Read also : The ageing population : Numbers and Statistics
Population ageing to put pressure on public spending
The fiscal impact of ageing is projected to be a significant challenge in almost all Member States, with effects already becoming apparent over the course of the next two decades.
Overall in the EU, the total cost of ageing (public spending on pensions, health care, long-term care, education and unemployment benefits), is expected to increase by 1.7 percentage points to 26.7% of GDP between 2016 and 2070.
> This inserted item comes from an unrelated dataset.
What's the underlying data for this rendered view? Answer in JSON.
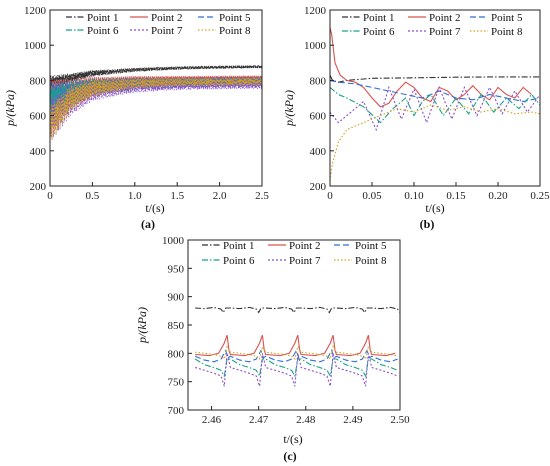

The evolution of ageing-related costs, however, will vary widely among Member States, with costs falling in eight Member States (Greece, Croatia, France, Latvia, Estonia, Italy, Lithuania and Spain); increasing by up to 3 percentage points of GDP in ten Member States (Portugal, Denmark, Cyprus, Poland, Sweden, Romania, Bulgaria, Finland, Hungary and Slovakia); and rising by more than 3 percentage points in the remaining ten Member States (Netherlands, Austria, Ireland, Germany, United Kingdom, Belgium, Czech Republic, Slovakia, Malta and Luxembourg).
Long-term care and health care costs are expected to contribute the most to the rise in age-related spending, increasing by 2.1 percentage points. Public spending on pensions is expected to rise up until 2040 before returning close to current levels by 2070. Education expenditure is projected to remain unchanged by 2070. Unemployment benefit expenditure is projected to decline by 0.2 percentage points.
Pension reforms have made it possible to stabilise public pension spending as a share of GDP over the long term, through increases in the retirement age and changes to the parameters of pension systems, including pension indexation. As a result, the public pension benefit ratio, which describes the average public pension in relation to the average wage, is projected to fall by 10.6 percentage points on average in the EU. In Member States with supplementary private pension schemes, the total value of pensions relative to average wages is projected to be 10.5 percentage points higher than in Member States without. Moreover, retirement ages will be higher in the future in general.